Hair plays such a strong role in curly women's lives. It's a very intimate relationship that defines the way you perceive yourself as a woman, especially if you grew up in a place where the majority didn’t have curly hair.
I grew up in Scotland, where curls weren't that common. I remember my hair often being the first hook of many conversations, the tool people would use to break the ice.
From a very young age, my relationship with my hair was tied with my mother's own experience. My mother is very mixed: Scottish, Turkish, Sudanese and she grew up in Sudan. While most of us in the UK might have lived in predominantly white places, my mother had to experience a reversed situation, being light skinned in a black society.
This led her to be ashamed of her whiteness but paradoxically she would try to straighten her wavy hair as much as she could, like her own mother did.

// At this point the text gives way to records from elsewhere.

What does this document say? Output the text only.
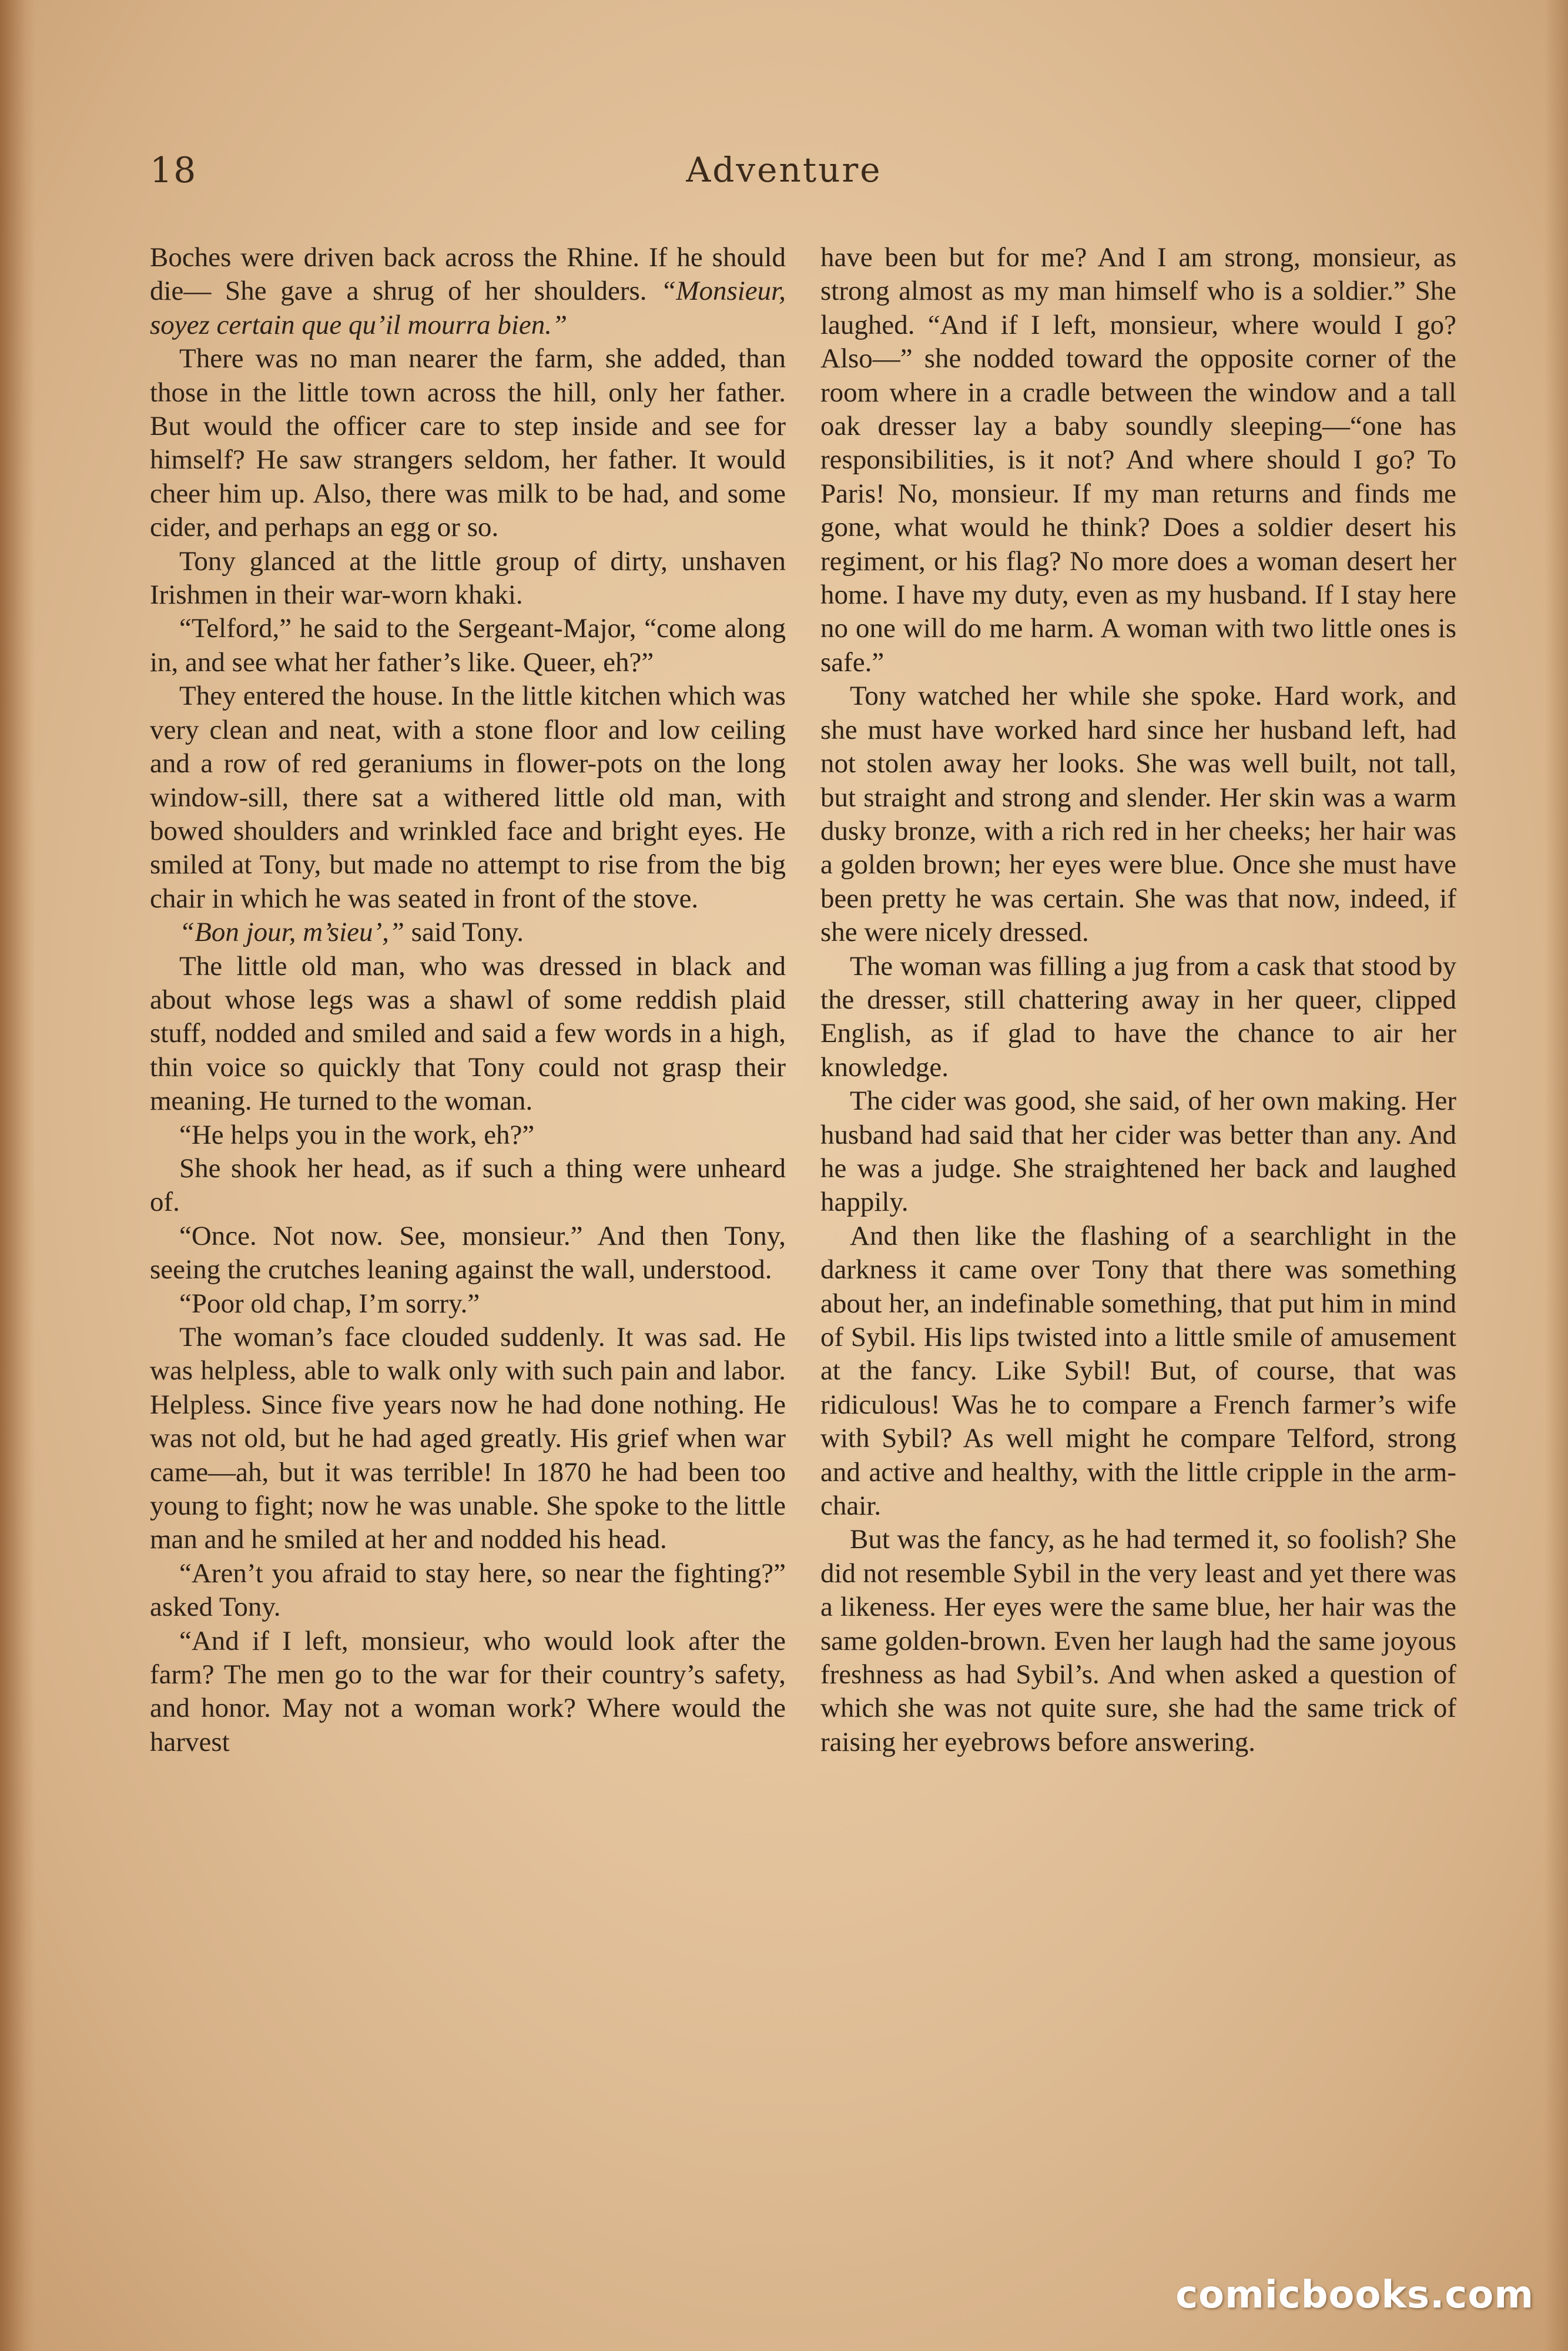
18	Adventure

Boches were driven back across the Rhine. If he should die— She gave a shrug of her shoulders. “Monsieur, soyez certain que qu’il mourra bien.”

There was no man nearer the farm, she added, than those in the little town across the hill, only her father. But would the officer care to step inside and see for himself? He saw strangers seldom, her father. It would cheer him up. Also, there was milk to be had, and some cider, and perhaps an egg or so.

Tony glanced at the little group of dirty, unshaven Irishmen in their war-worn khaki.

“Telford,” he said to the Sergeant-Major, “come along in, and see what her father’s like. Queer, eh?”

They entered the house. In the little kitchen which was very clean and neat, with a stone floor and low ceiling and a row of red geraniums in flower-pots on the long window-sill, there sat a withered little old man, with bowed shoulders and wrinkled face and bright eyes. He smiled at Tony, but made no attempt to rise from the big chair in which he was seated in front of the stove.

“Bon jour, m’sieu’,” said Tony.

The little old man, who was dressed in black and about whose legs was a shawl of some reddish plaid stuff, nodded and smiled and said a few words in a high, thin voice so quickly that Tony could not grasp their meaning. He turned to the woman.

“He helps you in the work, eh?”

She shook her head, as if such a thing were unheard of.

“Once. Not now. See, monsieur.” And then Tony, seeing the crutches leaning against the wall, understood.

“Poor old chap, I’m sorry.”

The woman’s face clouded suddenly. It was sad. He was helpless, able to walk only with such pain and labor. Helpless. Since five years now he had done nothing. He was not old, but he had aged greatly. His grief when war came—ah, but it was terrible! In 1870 he had been too young to fight; now he was unable. She spoke to the little man and he smiled at her and nodded his head.

“Aren’t you afraid to stay here, so near the fighting?” asked Tony.

“And if I left, monsieur, who would look after the farm? The men go to the war for their country’s safety, and honor. May not a woman work? Where would the harvest

have been but for me? And I am strong, monsieur, as strong almost as my man himself who is a soldier.” She laughed. “And if I left, monsieur, where would I go? Also—” she nodded toward the opposite corner of the room where in a cradle between the window and a tall oak dresser lay a baby soundly sleeping—“one has responsibilities, is it not? And where should I go? To Paris! No, monsieur. If my man returns and finds me gone, what would he think? Does a soldier desert his regiment, or his flag? No more does a woman desert her home. I have my duty, even as my husband. If I stay here no one will do me harm. A woman with two little ones is safe.”

Tony watched her while she spoke. Hard work, and she must have worked hard since her husband left, had not stolen away her looks. She was well built, not tall, but straight and strong and slender. Her skin was a warm dusky bronze, with a rich red in her cheeks; her hair was a golden brown; her eyes were blue. Once she must have been pretty he was certain. She was that now, indeed, if she were nicely dressed.

The woman was filling a jug from a cask that stood by the dresser, still chattering away in her queer, clipped English, as if glad to have the chance to air her knowledge.

The cider was good, she said, of her own making. Her husband had said that her cider was better than any. And he was a judge. She straightened her back and laughed happily.

And then like the flashing of a searchlight in the darkness it came over Tony that there was something about her, an indefinable something, that put him in mind of Sybil. His lips twisted into a little smile of amusement at the fancy. Like Sybil! But, of course, that was ridiculous! Was he to compare a French farmer’s wife with Sybil? As well might he compare Telford, strong and active and healthy, with the little cripple in the arm-chair.

But was the fancy, as he had termed it, so foolish? She did not resemble Sybil in the very least and yet there was a likeness. Her eyes were the same blue, her hair was the same golden-brown. Even her laugh had the same joyous freshness as had Sybil’s. And when asked a question of which she was not quite sure, she had the same trick of raising her eyebrows before answering.

comicbooks.com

So from early on, the idea was passed onto me that I had to control my hair, that I had to make my hair as straight as grandma’s.
We live in a society where women are told that they have to be perfect. Straight hair has always been seen as the only way to be beautiful, one of the puzzle pieces leading to beauty, therefore many of us did what they had to do to reach this ideal.
My sister doesn’t like her hair and sees mine as nicer because of my loser curl pattern. What I am trying to say to her is that not liking your hair is an active attack on yourself. What you need to change isn't your hair, it isn’t yourself, it's the way you perceive yourself!
It's obviously not easy but this is a very precious process to undertake.